The MGU cell involves only one forget gate. Hence, this kind of cell has a simpler structure and fewer parameters compared with LSTM and the GRU. Evaluation results (Zhou, Sun et al., 2016), based on various sequence data, showed that the performance of the MGU is comparable to that of the GRU. In order to further simplify the MGU, Heck and Salem (2017) introduced three model variants—MGU-1, MGU-2, and MGU-3—which reduced the number of parameters in the forget gate. They found that the performances of these variants were comparable to those of the MGU in tasks on the MNIST data set and the Reuters Newswire Topics data set.

### 2.5 Other LSTM Variants

In order to determine whether the architecture of the LSTM cell is optimal, Jozefowicz et al. (2015) evaluated over 10,000 different architectures and found three that outperformed both the LSTM and GRU on the considered tasks: MUT-1, MUT-2, and MUT-3. The architectures of these cells are similar to that of the GRU with only two gates: an update gate and a reset gate. Neil, Pfeiffer, and Liu (2016) extended the LSTM cell by adding a new time gate, and proposed the phased LSTM cell. This new time gate leads to a sparse updating for the cell, which makes the phased LSTM achieve faster convergence than regular LSTMs on tasks of learning long sequences. Nina and Rodriguez (2016) simplified the LSTM cell by removing the input gate and coupling the forget gate and input gate. Removing the input gate produced better results in tasks that did not need to recall very long sequences.

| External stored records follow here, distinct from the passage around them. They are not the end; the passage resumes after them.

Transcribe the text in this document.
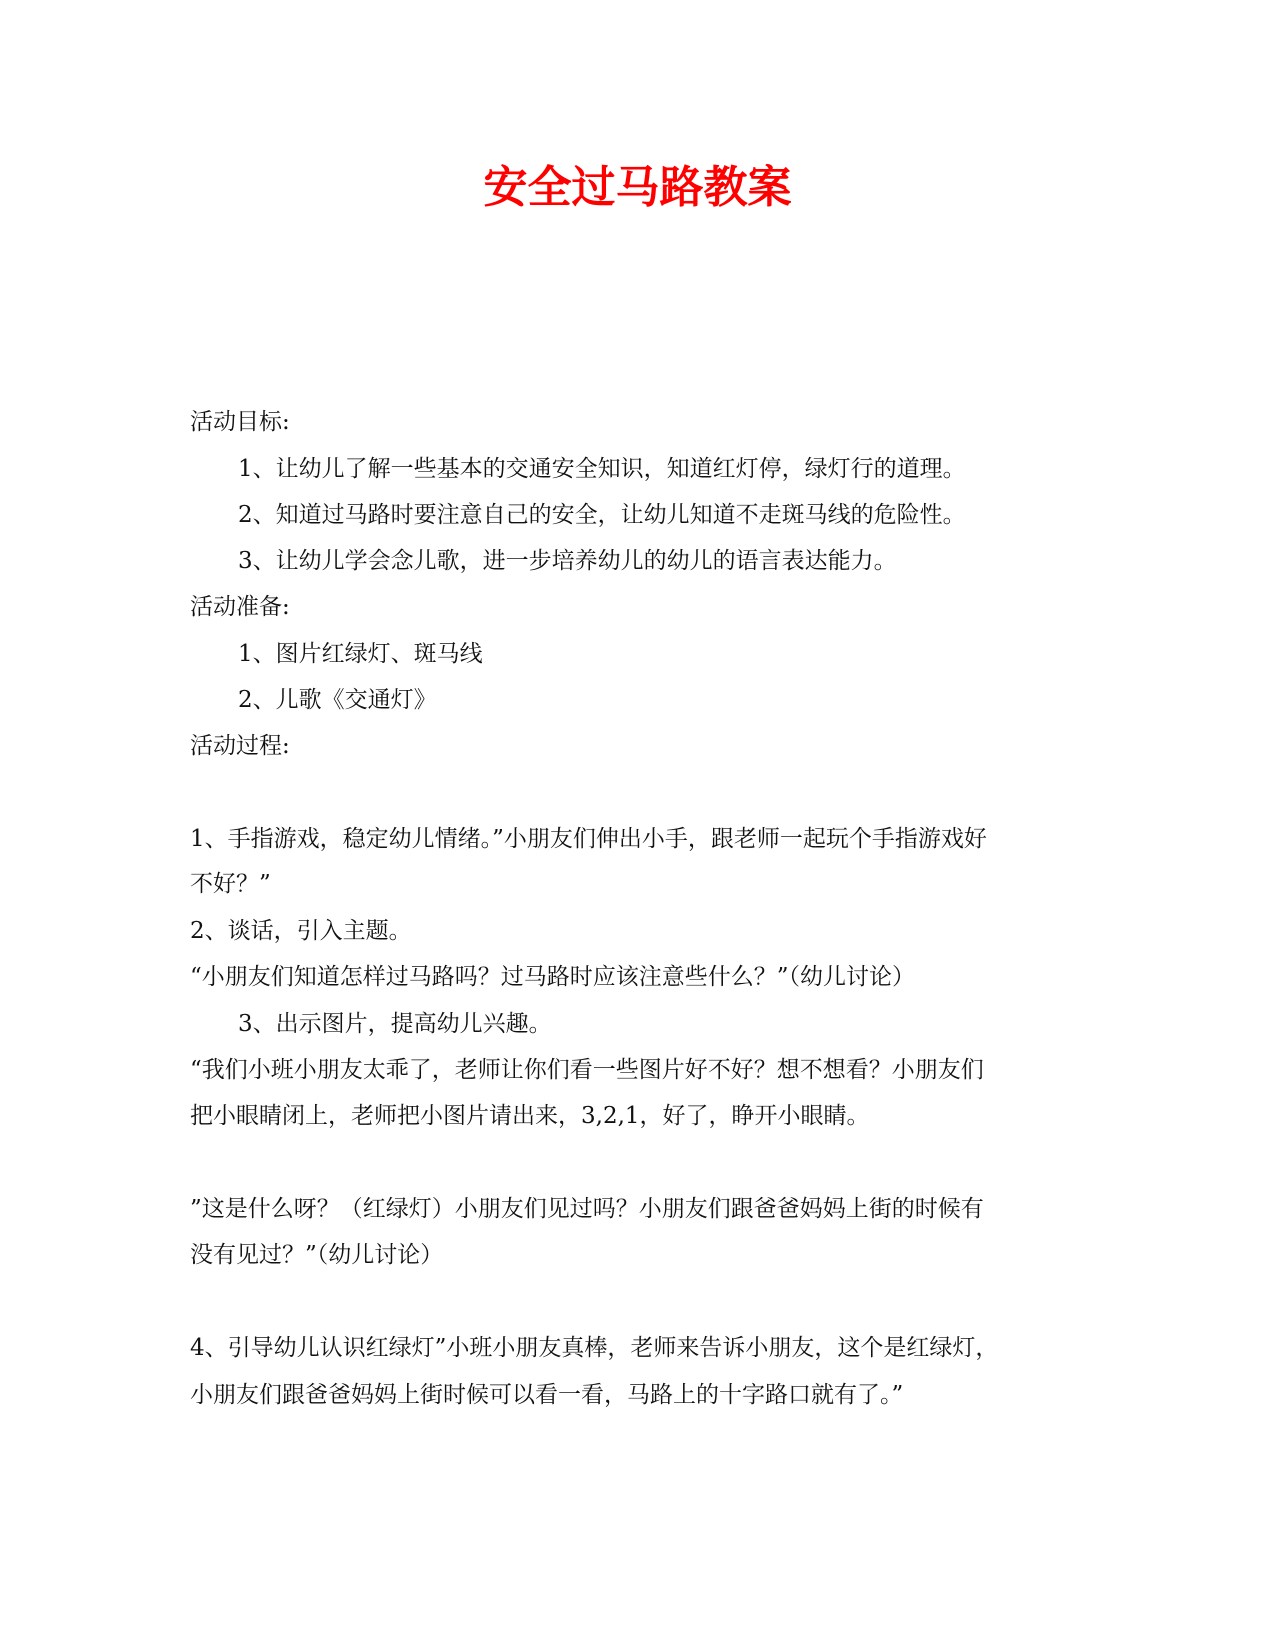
安全过马路教案

活动目标:

1、让幼儿了解一些基本的交通安全知识，知道红灯停，绿灯行的道理。

2、知道过马路时要注意自己的安全，让幼儿知道不走斑马线的危险性。

3、让幼儿学会念儿歌，进一步培养幼儿的幼儿的语言表达能力。

活动准备:

1、图片红绿灯、斑马线

2、儿歌《交通灯》

活动过程:

1、手指游戏，稳定幼儿情绪。”小朋友们伸出小手，跟老师一起玩个手指游戏好

不好？”

2、谈话，引入主题。

“小朋友们知道怎样过马路吗？过马路时应该注意些什么？”（幼儿讨论）

3、出示图片，提高幼儿兴趣。

“我们小班小朋友太乖了，老师让你们看一些图片好不好？想不想看？小朋友们

把小眼睛闭上，老师把小图片请出来，3,2,1，好了，睁开小眼睛。

”这是什么呀？（红绿灯）小朋友们见过吗？小朋友们跟爸爸妈妈上街的时候有

没有见过？”（幼儿讨论）

4、引导幼儿认识红绿灯”小班小朋友真棒，老师来告诉小朋友，这个是红绿灯，

小朋友们跟爸爸妈妈上街时候可以看一看，马路上的十字路口就有了。”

Unlike the variants that modified the LSTM cell through decreasing or increasing gate functions, there are other kinds of LSTM variants. For example, Rahman, Mohammed, and Azad (2017) incorporated a biologically inspired variation into the LSTM cell and proposed the biologically variant LSTM. They changed only the updating of cell state $c(t)$ to improve cell capacity. Moreover, LSTM with working memory was introduced by Pulver and Lyu (2017). This modified version replaced the forget gate with a functional layer, whose input is decided by the previous memory cell value. The gated orthogonal recurrent unit (GORU) was proposed by Jing et al. (2017). They modified the GRU by an orthogonal matrix, which replaced the hidden state loop matrix of the GRU. This made the GORU possess the advantages of both an orthogonal matrix and the GRU structure. Irie, Tüske, Alkhouli, Schlüter, and Ney (2016) added highway connections to the LSTM cell and GRU cell to ensure an unobstructed information flow between adjacent layers. Furthermore, Veeriah, Zhuang, and Qi (2015) introduced a differential gating scheme for the LSTM neural network to solve the impact of spatiotemporal dynamics and then proposed the differential LSTM cell.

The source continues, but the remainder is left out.